Hong Kong: Monetary Statistics For April 201131 May, 2011, 17:00. Posted by Zarathustra
Tags: Economy, Hong Kong, Money Supply
Hong Kong Monetary Authority published the monetary statistics for April 2011.
Hong Kong dollar M1 money supply increased by 3.2% in April on a seasonally adjusted month-on-month basis, or 1.3% on a unadjusted basis. Hong Kong dollar M2 money supply increased by 2.3% on a month-on-month basis.
On an year-on-year basis, Hong Kong dollar M1 money supply increased by 2.2%, while M2 money supply increased by 6.0%. The year-on-year figures have been steadily dropping, indicating slowing growth of money supply, or in some months, drop in money supply on a month-on-month basis.

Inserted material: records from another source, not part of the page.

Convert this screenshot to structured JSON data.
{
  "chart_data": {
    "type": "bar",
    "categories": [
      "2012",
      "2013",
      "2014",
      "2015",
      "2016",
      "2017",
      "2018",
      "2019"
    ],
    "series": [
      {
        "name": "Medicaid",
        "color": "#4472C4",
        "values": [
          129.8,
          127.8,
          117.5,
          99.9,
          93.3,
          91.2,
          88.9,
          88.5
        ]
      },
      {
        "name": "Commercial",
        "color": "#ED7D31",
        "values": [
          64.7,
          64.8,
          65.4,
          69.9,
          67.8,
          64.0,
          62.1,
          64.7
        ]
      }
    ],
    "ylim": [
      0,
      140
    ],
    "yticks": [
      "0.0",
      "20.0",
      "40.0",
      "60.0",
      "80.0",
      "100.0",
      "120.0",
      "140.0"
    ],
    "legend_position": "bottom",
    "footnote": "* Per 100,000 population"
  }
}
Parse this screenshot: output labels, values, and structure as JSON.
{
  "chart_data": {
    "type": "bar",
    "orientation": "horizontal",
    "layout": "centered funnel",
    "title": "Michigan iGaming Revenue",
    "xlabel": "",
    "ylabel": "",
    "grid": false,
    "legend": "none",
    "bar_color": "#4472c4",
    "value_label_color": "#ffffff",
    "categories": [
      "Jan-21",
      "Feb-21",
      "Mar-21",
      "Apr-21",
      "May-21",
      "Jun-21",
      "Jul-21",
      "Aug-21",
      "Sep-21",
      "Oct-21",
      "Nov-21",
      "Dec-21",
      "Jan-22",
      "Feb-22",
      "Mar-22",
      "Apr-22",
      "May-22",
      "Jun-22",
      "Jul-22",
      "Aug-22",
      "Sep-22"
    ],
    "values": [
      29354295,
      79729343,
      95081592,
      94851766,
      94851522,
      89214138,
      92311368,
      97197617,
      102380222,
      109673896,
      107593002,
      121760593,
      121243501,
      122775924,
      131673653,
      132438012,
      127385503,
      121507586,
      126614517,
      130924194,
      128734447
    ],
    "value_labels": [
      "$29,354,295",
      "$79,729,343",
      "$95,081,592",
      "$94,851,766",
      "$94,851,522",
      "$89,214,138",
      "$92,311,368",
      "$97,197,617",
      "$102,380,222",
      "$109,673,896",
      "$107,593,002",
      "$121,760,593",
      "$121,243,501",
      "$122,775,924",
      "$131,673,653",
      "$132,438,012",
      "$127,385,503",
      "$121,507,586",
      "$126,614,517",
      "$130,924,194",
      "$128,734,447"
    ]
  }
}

Other figures in the latest monetary statistics include an increase of Hong Kong dollar deposits by 2.3%, and increase of Renminbi deposits by 13.1%, obviously due to the perceived prospect of Chinese Yuan appreciation. Total loans grew by 1.8%, with loans for use in Hong Kong increased by 1.1% and loans for use outside expanded by 4.5%. The loan-to-deposit ratio in April for the banking system declined slightly from 81.7% to 80.4%.
Again, the reason I look at these figures closely is that their moves are closely related to property prices.
Source: Hong Kong Monetary Authority
The increase of money supply on a month-on-month basis should provide some comfort as to where property prices are going, although the year-on-year trends are undoubtedly showing slower growth. In fact, if the figures remain unchanged for the rest of the year, we will most probably see some negative year-on-year change towards the end of third quarter and the beginning of the fourth quarter. Even though it still all looks very well in the property market, these figures do not bode well for the market for the rest of the year.
My base case for property prices in 2011 was looking for 0-10% prices change for this year, and my latest view remains that the lower end of the 0-10% range will be more likely, implying a possibility of as much as about 10% downside. At this juncture, I see no reason to change this view.